Try reading a book called "The Difficult Child" by Stanley Turecki & Leslie Tonner. There are some wonderful Behavior Modification tips in this book. I am a Special Education Teacher who has dealt with this with my own son (who survived the terrible 2's and 3's and is now a senior in high school and a volunteer fireman!!!). When your daughter tantrums, put her somewhere where she 1)won't have an audience, 2)will not be able to hurt herself(don't put her in the kitchen with knives, etc.), and where you can periodically check on her. As long as she is not drawing blood, leave her alone. If no one is there to "react" to her tantrum, it will be less fulfilling to her to do this. Put her on a behavior plan, rewarding her for "good behavior" and removing the rewards when she tantrums. Rewards need to be activities that she enjoys and would be able to do anyway (listen to music, watch a favorite dvd or video, play a game, etc.). Also, try going to http://www.behaviordoctor.org/behaviorexamples.htm or http://www.behaviordoctor.org/piesworkbook.html to get examples on how to extinguish this type of behavior and many other troublesome behaviors. Dr. Laura Riffel is an excellent resource for behavior management. M. E.

How long have these tantrums been going on? Are they ever in public or only at home? Do they occur at the same time of the day? After eating certain foods? When denied something she wants? Is she angry with you, dh or her sister? Did your older dd have tantrums like this?

Get a notebook and begin to record this kind of information every time this sort of thing occurs. Write down anything you think might be significant. You will want to begin looking for trends to narrow down what might be happening with her.

When I child, even a tiny one, tries to hurt herself or someone else while in a rage, it is time to restrain the child so that does not happen. I would not recommend doing this without talking to your pediatrician because the last thing you want to do while preventing a child from hurting herself is to hurt her while you restrain her. There are definite and proven techniques on how to do this.

This could be a phase, something even a tiny 2 year old cxan do to manipulate her parents to get what she wants. Remember, your kids are intelligent little humans and she can see the fear in your eyes when her behavior is out of control. You may not see this as a way of her manipulating you but you will probably see that you spend a lot of time with her when she is having a fit - is this what she is looking for?

But this could be something else. As a parent of a child with a significant mood disorder, it is important to get involvement from, at a minimum, your pediatrician if this sort of behavior is not a one-time event. Because the behavior is so dramatic, it may seem like these events are happening more often than they are. So again, get that notebook out and start writing from this day forward. If she has another tantrum that involves her hurting herself or trying to hurt you, dad or sis, write it down with and get an appointment with the pediatrician. Hope this helps, S.

Hello,
The younger of my two sons had outrageous tantrums compared to his brother. He also wasn't really verbal. It turned out that he had mild autism, diagnosed at 2 yrs and 8 mos. I'm certainly not suggesting that is the case for you, but you may want to talk to your pediatrician about developmental issues or for more specific suggestions about what may be triggering the tantrums.
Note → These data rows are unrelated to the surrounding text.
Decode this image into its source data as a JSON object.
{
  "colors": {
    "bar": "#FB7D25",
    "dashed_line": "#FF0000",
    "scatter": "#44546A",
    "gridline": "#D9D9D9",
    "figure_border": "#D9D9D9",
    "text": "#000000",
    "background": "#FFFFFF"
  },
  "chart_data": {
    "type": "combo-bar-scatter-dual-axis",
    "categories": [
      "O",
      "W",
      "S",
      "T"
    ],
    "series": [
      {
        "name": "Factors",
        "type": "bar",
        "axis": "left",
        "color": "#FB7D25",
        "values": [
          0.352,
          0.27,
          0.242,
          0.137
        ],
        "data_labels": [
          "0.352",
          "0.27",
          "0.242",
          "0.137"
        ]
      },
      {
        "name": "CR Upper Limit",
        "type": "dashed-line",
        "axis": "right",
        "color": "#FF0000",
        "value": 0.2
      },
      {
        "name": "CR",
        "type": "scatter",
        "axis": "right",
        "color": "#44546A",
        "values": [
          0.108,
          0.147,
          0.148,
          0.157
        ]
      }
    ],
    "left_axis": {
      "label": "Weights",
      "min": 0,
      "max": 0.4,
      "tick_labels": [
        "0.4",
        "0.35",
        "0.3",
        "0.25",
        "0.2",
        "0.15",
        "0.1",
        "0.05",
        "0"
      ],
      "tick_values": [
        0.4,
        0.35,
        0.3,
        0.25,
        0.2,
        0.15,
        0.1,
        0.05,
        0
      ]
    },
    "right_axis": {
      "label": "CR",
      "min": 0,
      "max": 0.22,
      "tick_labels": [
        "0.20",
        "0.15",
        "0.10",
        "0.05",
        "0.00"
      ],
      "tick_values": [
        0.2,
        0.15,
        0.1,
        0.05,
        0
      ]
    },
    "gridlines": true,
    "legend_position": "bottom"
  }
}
I wish you the best.
M. L

I also have a two year old who has frequent tantrums and sometimes goes as far as raging. Though she doesn't try and harm herself I can see how distressing that would be. When we are at home and she starts screaming and flopping on the floor I quickly pick her up, place her in her bed, tell her to calm down, and then close the door. I go get her when I feel she has more control. Then we sit and cuddle and talk to each other if she wants to. That is just what works for us. Most of the time she just needs a comfy quiet place for "down-time". That way I'm not giving her attention for the tantrum and she's learning to calm herself. I hope it gets better for the both of you.